Let’s start with a picture.
There are whimpers and wails, screams and staccato bursts of sadness and anger. Sometimes there are tears, but mostly just red cheeks and red-rimmed eyes. Not every night. But it happens more often than not. A wake-up or two where Colleen and I look at one another and wonder out loud how we should respond.
How much of it is just baby being baby, and how much is an expression of genuine need? And how can we tell the difference? Day time is one thing. We can see his face. At night, we are quite simply…in the dark.
The teething pain is usually a dead giveaway. We’ll go in to find his hands stuffed in his mouth, drool on his chin, and loud loud loud cries. The kind that say simply, “Help.” The kind that break your heart if you’re human, and break it twice if you’re their parent.
Hunger is harder to discern. At this point, he’s almost always interested in nursing. But when he has proved able in the past to go six or seven hours without eating, it’s hard to take him seriously when the crying starts two hours after the last meal.
Is he overtired? Who knows? Some great nap days turn into terrible nights of sleep and vice versa. But sometimes good naps lead to good sleep. It’s a riddle wrapped in an enigma stuffed in a Rubix cube handcuffed to a security guard locked in a Vegas casino vault.
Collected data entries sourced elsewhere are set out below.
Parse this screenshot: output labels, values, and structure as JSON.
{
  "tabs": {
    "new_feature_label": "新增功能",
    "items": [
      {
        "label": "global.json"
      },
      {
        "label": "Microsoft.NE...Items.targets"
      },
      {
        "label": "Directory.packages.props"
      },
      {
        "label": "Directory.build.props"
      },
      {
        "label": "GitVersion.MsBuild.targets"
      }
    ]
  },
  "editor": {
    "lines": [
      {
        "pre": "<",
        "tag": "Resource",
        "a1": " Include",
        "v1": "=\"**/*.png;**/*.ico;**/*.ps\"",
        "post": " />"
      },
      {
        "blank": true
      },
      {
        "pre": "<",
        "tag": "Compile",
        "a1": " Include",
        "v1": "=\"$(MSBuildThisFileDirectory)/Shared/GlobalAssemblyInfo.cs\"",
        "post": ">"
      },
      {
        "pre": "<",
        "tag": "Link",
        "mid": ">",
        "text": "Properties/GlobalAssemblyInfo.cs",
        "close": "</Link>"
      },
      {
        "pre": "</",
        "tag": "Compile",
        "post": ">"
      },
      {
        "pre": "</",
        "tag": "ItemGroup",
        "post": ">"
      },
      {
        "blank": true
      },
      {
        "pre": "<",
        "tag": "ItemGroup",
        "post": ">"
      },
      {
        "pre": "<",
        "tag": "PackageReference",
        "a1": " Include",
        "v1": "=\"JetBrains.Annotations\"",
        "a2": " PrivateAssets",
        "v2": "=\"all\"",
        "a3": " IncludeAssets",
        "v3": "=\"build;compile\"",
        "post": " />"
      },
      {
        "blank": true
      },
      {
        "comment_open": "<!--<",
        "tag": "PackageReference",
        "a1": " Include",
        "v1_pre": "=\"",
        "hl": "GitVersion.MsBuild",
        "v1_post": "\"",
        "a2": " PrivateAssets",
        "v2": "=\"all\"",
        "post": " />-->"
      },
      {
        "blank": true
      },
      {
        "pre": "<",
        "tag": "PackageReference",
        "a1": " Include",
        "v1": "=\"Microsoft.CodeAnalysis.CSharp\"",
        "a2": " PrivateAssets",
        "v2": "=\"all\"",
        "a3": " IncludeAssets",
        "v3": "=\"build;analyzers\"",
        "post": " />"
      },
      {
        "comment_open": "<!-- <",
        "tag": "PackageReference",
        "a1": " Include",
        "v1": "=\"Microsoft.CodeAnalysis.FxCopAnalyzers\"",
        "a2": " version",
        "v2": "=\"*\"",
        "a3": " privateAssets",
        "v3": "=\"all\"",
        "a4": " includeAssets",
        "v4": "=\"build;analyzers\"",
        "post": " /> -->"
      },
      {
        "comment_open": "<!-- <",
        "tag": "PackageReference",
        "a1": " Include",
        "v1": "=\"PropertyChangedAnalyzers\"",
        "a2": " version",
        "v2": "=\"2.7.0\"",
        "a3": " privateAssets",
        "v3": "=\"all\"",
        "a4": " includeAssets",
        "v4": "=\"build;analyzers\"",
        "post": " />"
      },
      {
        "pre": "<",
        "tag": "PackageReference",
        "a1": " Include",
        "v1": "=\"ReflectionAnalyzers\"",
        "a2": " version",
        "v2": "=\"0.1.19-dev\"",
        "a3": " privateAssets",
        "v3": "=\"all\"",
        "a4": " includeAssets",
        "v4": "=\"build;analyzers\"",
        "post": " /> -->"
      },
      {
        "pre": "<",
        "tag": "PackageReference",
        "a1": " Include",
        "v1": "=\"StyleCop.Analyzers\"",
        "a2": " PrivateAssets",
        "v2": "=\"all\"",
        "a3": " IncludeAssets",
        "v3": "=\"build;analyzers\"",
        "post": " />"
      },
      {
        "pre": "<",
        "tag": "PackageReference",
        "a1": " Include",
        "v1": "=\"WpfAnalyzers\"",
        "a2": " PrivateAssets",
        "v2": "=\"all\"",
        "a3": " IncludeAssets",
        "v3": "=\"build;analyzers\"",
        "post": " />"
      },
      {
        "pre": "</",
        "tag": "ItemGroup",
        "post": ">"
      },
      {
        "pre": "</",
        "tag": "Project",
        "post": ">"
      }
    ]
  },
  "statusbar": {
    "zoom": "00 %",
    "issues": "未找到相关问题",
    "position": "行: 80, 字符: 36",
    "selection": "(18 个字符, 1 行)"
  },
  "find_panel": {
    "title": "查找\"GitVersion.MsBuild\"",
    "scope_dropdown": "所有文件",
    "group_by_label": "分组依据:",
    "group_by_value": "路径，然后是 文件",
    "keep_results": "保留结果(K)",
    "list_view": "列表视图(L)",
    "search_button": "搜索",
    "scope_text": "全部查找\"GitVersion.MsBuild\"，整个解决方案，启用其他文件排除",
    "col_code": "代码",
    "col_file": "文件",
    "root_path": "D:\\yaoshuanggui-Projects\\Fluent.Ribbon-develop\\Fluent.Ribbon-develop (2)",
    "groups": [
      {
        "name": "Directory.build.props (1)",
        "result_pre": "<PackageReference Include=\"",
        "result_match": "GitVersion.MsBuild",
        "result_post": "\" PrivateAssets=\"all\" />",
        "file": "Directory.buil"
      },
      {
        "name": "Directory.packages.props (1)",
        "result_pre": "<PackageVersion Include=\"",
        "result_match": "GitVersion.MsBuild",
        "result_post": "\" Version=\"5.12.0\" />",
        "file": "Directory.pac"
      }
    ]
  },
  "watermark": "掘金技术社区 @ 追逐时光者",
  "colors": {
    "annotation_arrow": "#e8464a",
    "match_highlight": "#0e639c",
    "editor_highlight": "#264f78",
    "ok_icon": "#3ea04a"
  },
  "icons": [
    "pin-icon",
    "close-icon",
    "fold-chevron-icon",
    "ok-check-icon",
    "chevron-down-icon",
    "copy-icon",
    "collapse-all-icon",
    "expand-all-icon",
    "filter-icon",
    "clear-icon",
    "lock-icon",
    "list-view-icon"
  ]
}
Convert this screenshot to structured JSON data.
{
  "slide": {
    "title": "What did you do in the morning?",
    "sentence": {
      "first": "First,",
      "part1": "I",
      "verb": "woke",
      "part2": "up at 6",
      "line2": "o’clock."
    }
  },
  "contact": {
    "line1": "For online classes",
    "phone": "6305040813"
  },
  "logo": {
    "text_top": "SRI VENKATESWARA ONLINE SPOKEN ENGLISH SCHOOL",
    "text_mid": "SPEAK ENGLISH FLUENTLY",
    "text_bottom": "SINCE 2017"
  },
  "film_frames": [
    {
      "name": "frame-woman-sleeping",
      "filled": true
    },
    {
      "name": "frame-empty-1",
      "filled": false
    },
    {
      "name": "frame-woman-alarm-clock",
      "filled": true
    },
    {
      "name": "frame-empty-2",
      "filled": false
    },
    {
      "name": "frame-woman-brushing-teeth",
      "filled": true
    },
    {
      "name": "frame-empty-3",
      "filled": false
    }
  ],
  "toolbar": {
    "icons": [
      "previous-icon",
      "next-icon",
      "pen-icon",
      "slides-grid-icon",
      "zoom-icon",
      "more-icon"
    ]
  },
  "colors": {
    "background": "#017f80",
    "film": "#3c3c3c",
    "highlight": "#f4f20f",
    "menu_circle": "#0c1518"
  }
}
Which I guess is just parenthood. Not absolute certainty. Not full control. Just our best guess. And a lot of second guesses. And not much time to contemplate them all because there’s a new dilemma/decision/discovery right around the corner. And besides, if we spend too much time obsessing over the confusing parts, we miss the simple joys right in front of us.
So let’s end it with a picture.
There’s a lot I don’t understand about this boy. But I know that face. I know my love for him, and his for me. I know in my heart he is cared for and loved. Even during the dark nights when his parents have no clue what to do next.